Advice From the Trenches

What is Love?: Love through the ages

I used to see love as a romantic epic, with a dazzling beauty who would take my breath away and cartoon birds that sang when she appeared. Later, I just wanted someone I could tolerate after a few hours. In my teens, I was really impacted by Hollywood’s view of love. It gave me unrealistic expectations. At 19 I fell madly in love with a classmate. I barely knew her! There is a big difference between a crush and a deeper, loving relationship.

Now, I realize that love is messy. You don’t always ride off into the sunset and live happily ever after. It’s more like driving into the sun in a beat up Ford Pinto with a windshield covered in dead bugs. Your significant other is sound asleep in the passenger seat but still slaps your hand when you try to change the radio station.

Yet, somehow, even that can be enough to give life purpose.

I recommend love be avoided at all costs.

However awesome it starts – even if it maintains that level of excellence – it is eventually doomed to turn suckless if for no other reason than one of you will die before the other.

As far as what I thought when I was younger, I don’t really remember. More likely, I had no idea what love is and still don’t.

The subject of love is something that has eluded me for more than 10 years since a devastating divorce. I ended up on antidepressants and multiple psych meds. The pharmaceuticals haven’t helped my drive to find someone – it’s tough to find a woman who wants to stick around once they learn about my medicated and cannabis-centric lifestyle. I find Valentine’s Day depressing. I have come to terms [with the idea] that I’m probably going to live my life alone.

When I was young, love meant finding a boyfriend who’d commit to marriage. My first husband and I worked hard to start a family and provide security and love for our children.

After my first marriage failed and my children became independent I felt betrayed and doubted my ability to love and be loved. I dug myself into a dark hole and left my church. But when I returned to Christianity, I was given a second chance to know love.

I’ve been with my present partner for 13 years and I’ve discovered a deeper meaning of love. It begins with the love of God, followed by mutual respect, give-and-take, and learning to listen and share our feelings daily. We provide love to each other to instill security, to be each other’s advocate, best companion, and cuddle buddy through thick and thin.

Life on Earth is short. I give thanks and appreciate every waking moment.

Be kind. Love surrounds us always.

In my 20s, love meant a perfect union with one special soul mate. She would have every positive quality I expected – beauty, brains, loyalty, and a shared vision for the future. I also expected that this love would be effortless. We’d want exactly the same things out of life. 

Most of my assumptions were dead wrong, but that didn’t stop me from searching for the exact same thing in my 30s. Some lessons take longer to learn. By my 40s, I’d been in and out of many relationships that ended badly. By now the “soulmate” concept seemed ludicrous. I realized I’d overlooked entire categories of people and I needed to be more aware of the energy of others. I’d missed many opportunities due to a lack of self-confidence.  

In my 50s, everything’s different. I value brains over bodies and compatibility over sex. Each day is a gift and nothing is guaranteed. Love is not a lightning bolt, it’s a conscious decision you make and re-make every day.
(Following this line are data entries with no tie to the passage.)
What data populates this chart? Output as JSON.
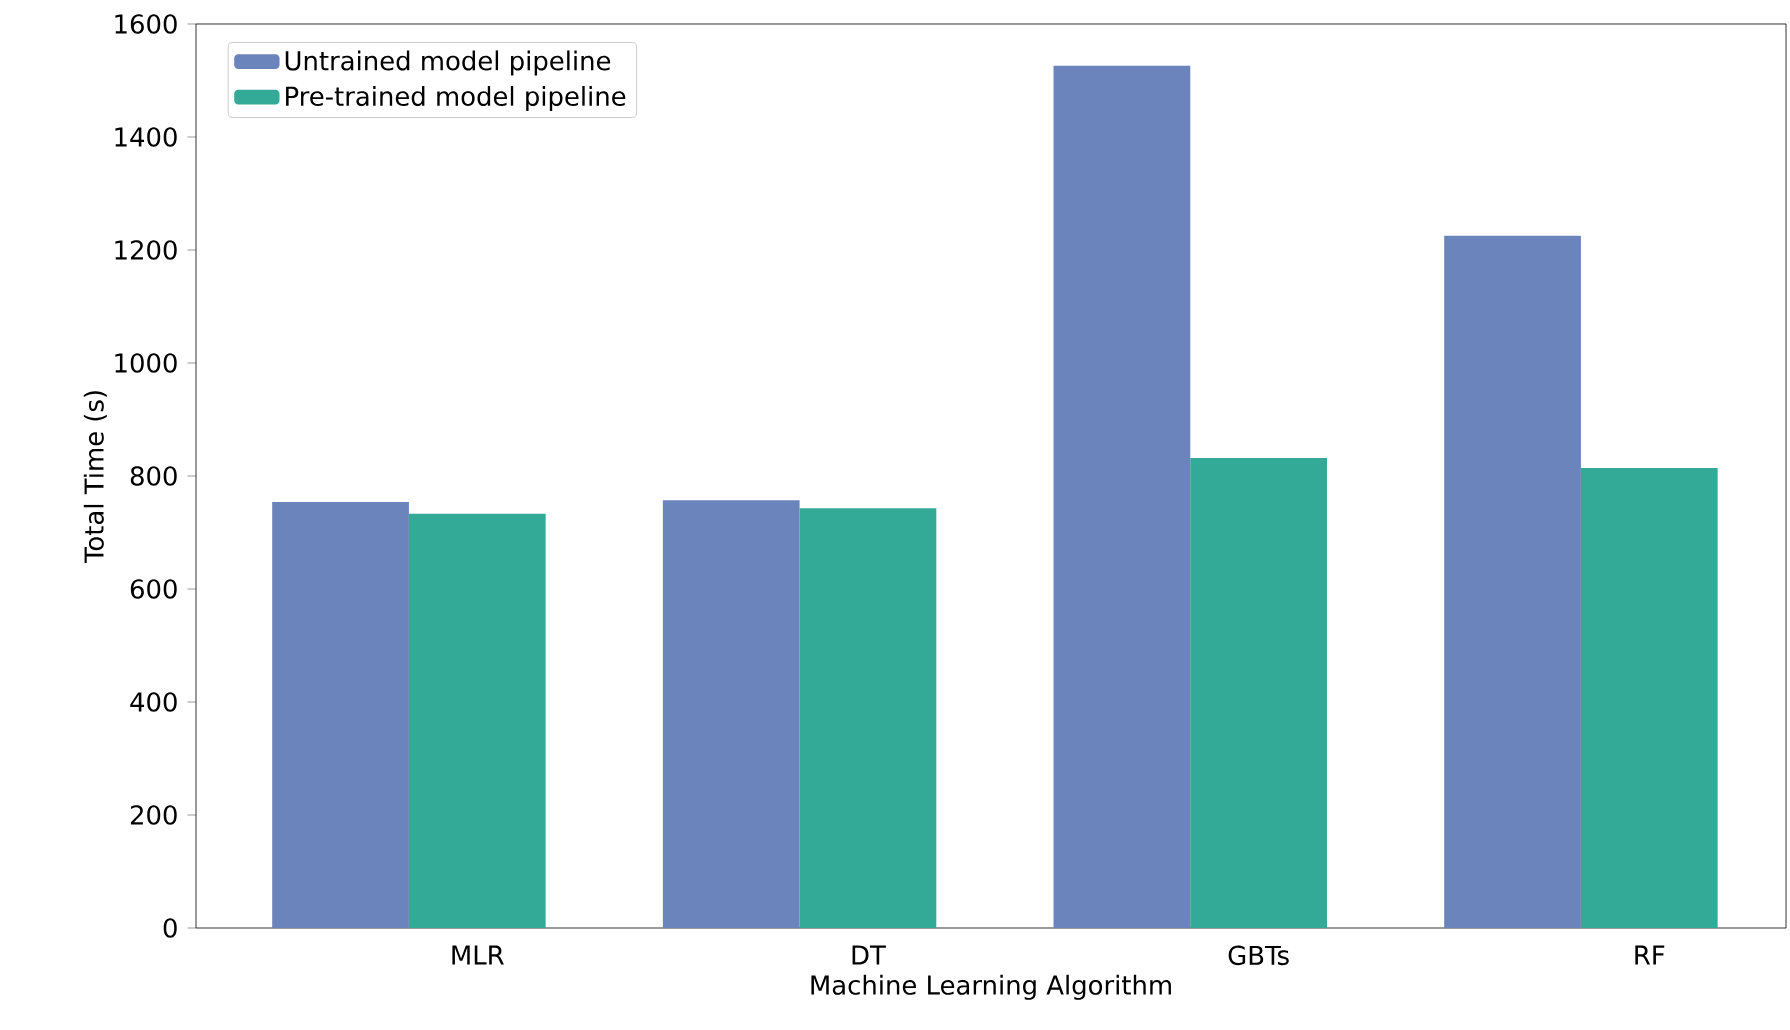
{
  "chart_data": {
    "type": "bar",
    "xlabel": "Machine Learning Algorithm",
    "ylabel": "Total Time (s)",
    "categories": [
      "MLR",
      "DT",
      "GBTs",
      "RF"
    ],
    "series": [
      {
        "name": "Untrained model pipeline",
        "color": "#6b84bb",
        "values": [
          754,
          757,
          1526,
          1225
        ]
      },
      {
        "name": "Pre-trained model pipeline",
        "color": "#33a997",
        "values": [
          733,
          743,
          832,
          814
        ]
      }
    ],
    "ylim": [
      0,
      1600
    ],
    "yticks": [
      0,
      200,
      400,
      600,
      800,
      1000,
      1200,
      1400,
      1600
    ],
    "grid": false,
    "legend": "top left"
  }
}
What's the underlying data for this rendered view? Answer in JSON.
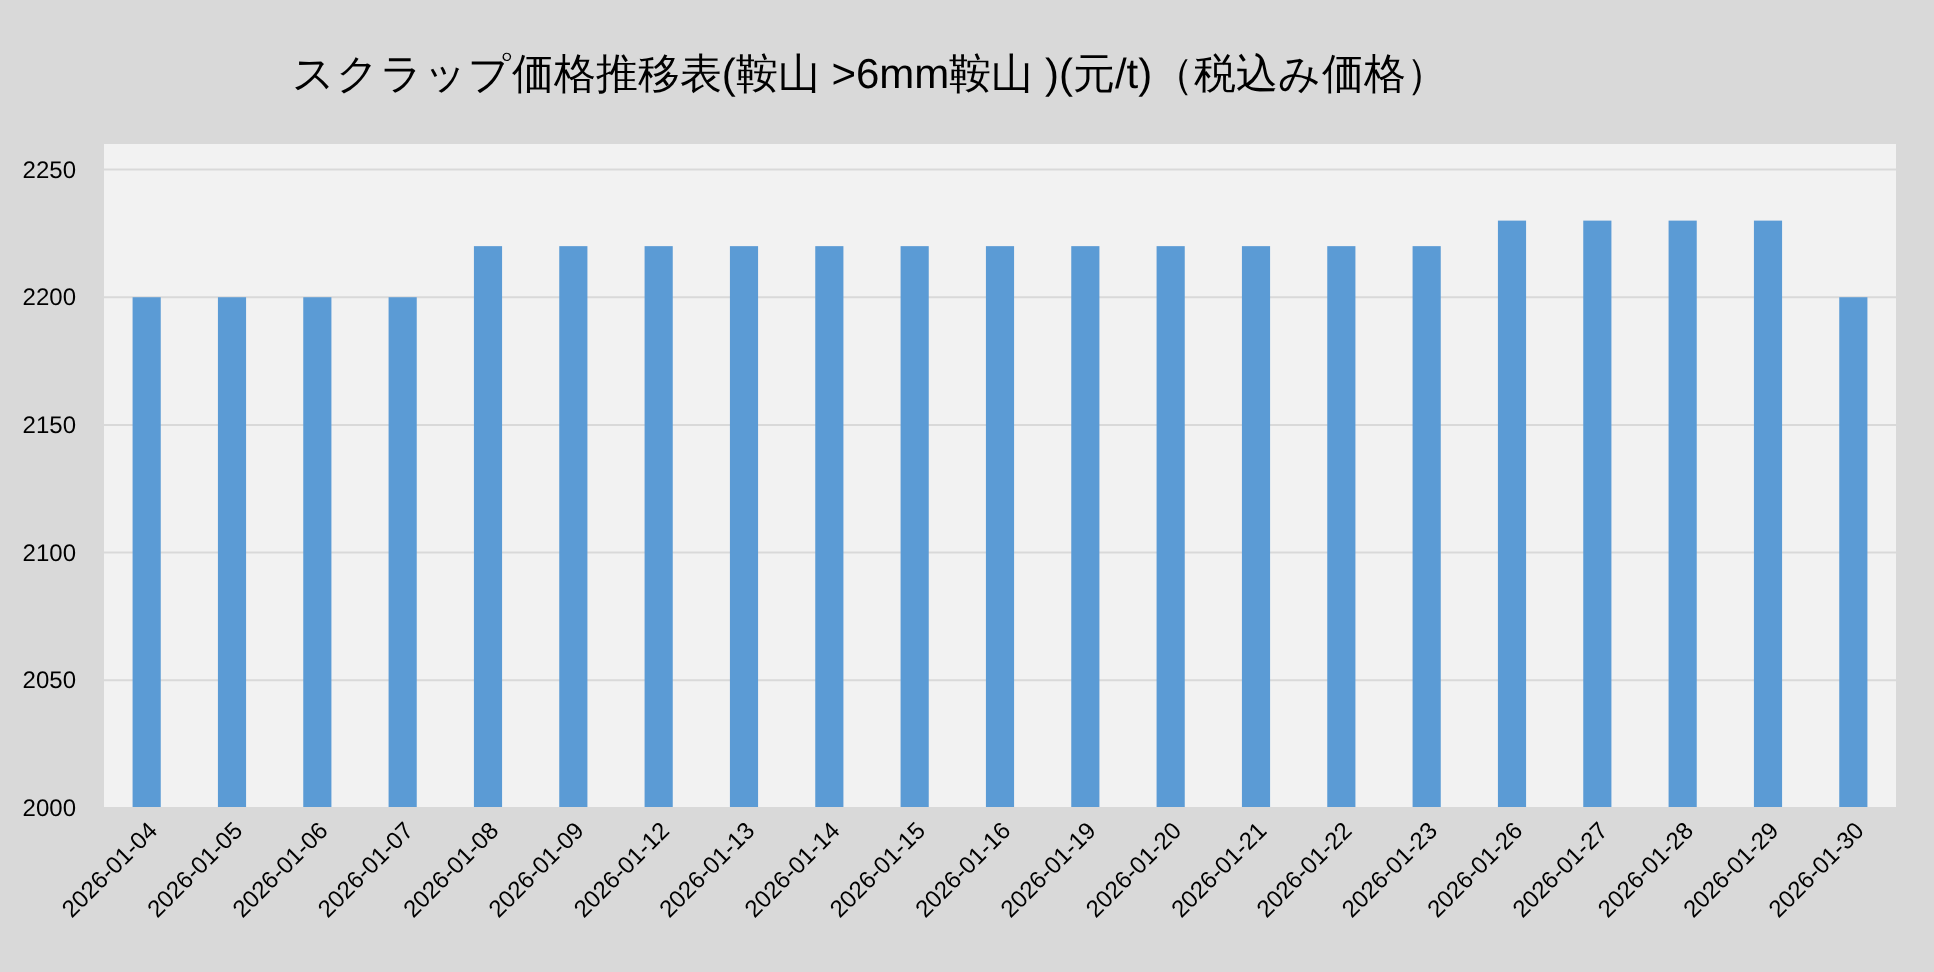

After 60, love is about health and mind. The physical is much less important. Love becomes a synchronization of simultaneous, impromptu expression that comes about naturally.
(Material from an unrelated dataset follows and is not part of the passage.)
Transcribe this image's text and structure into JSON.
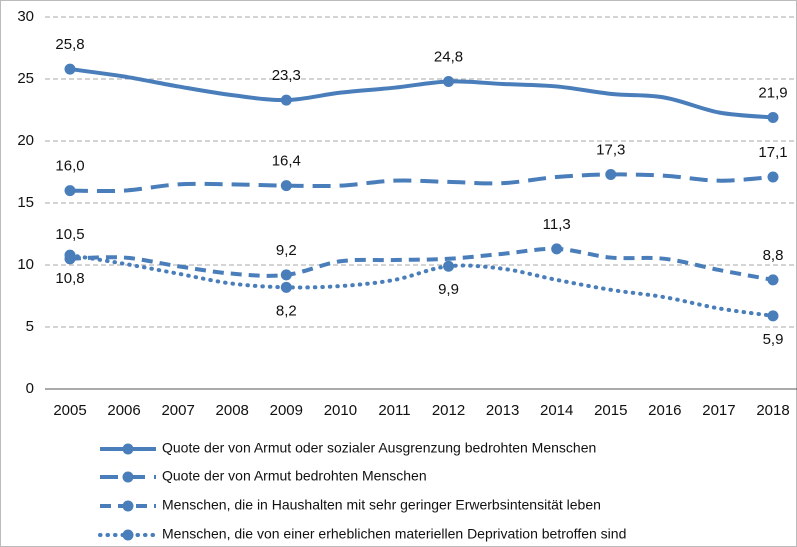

When I was a teenager, love was physical, probably due to physiological hormone level and puberty.  

As a teen I thought I would meet my husband, fall in love, get married, have children, and live happily ever after. I did find that and it was true for quite some time. But in my 30s tragedy changed everything.
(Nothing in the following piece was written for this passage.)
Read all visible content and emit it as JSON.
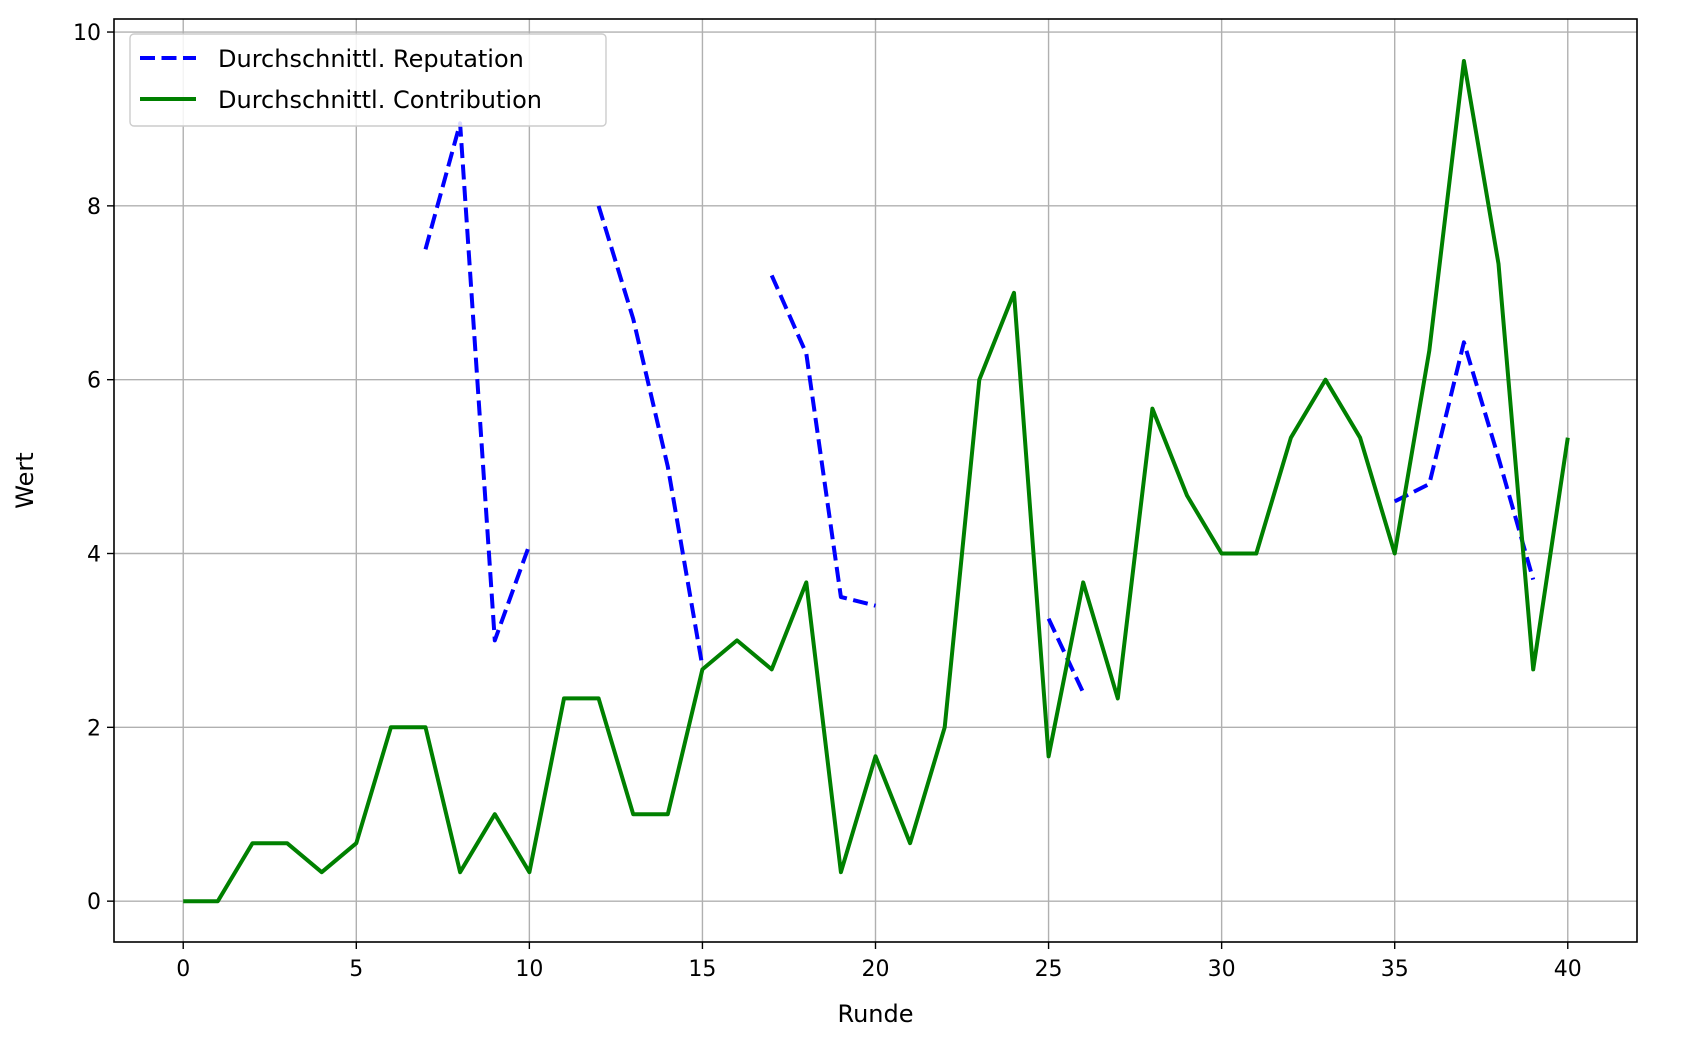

My husband, with whom I was madly in love, was in the World Trade Center on 9/11. He returned home that day but he was never the same. I loved him so much that I hoped love would save him. Then one day in 2013 his pain was so great he took his own life. It took me many years to heal.

When I first found love after his death it was so amazing that it took a year to realize it wasn’t right for me. Now, in my 50s, I’m a very different person. After our breakup, I did some soul searching and realized that over the past 30 years I’d gone on my own journey, but I’d never developed the most important love of all – self-love. I’m working now at understanding love from another angle. Looking at my past, I realize that I never put my own needs first or really cared about myself. Learning to value myself is the purest love I’ve ever felt. I’m hoping now I will find a companion with similar awareness so we can travel life together with a more complete kind of love.

Back in the day I naively wanted grand romantic gestures and fairytale scenarios. I learned to adjust my expectations. Now, I appreciate quiet companionship and I find it’s sexy knowing the bills are paid.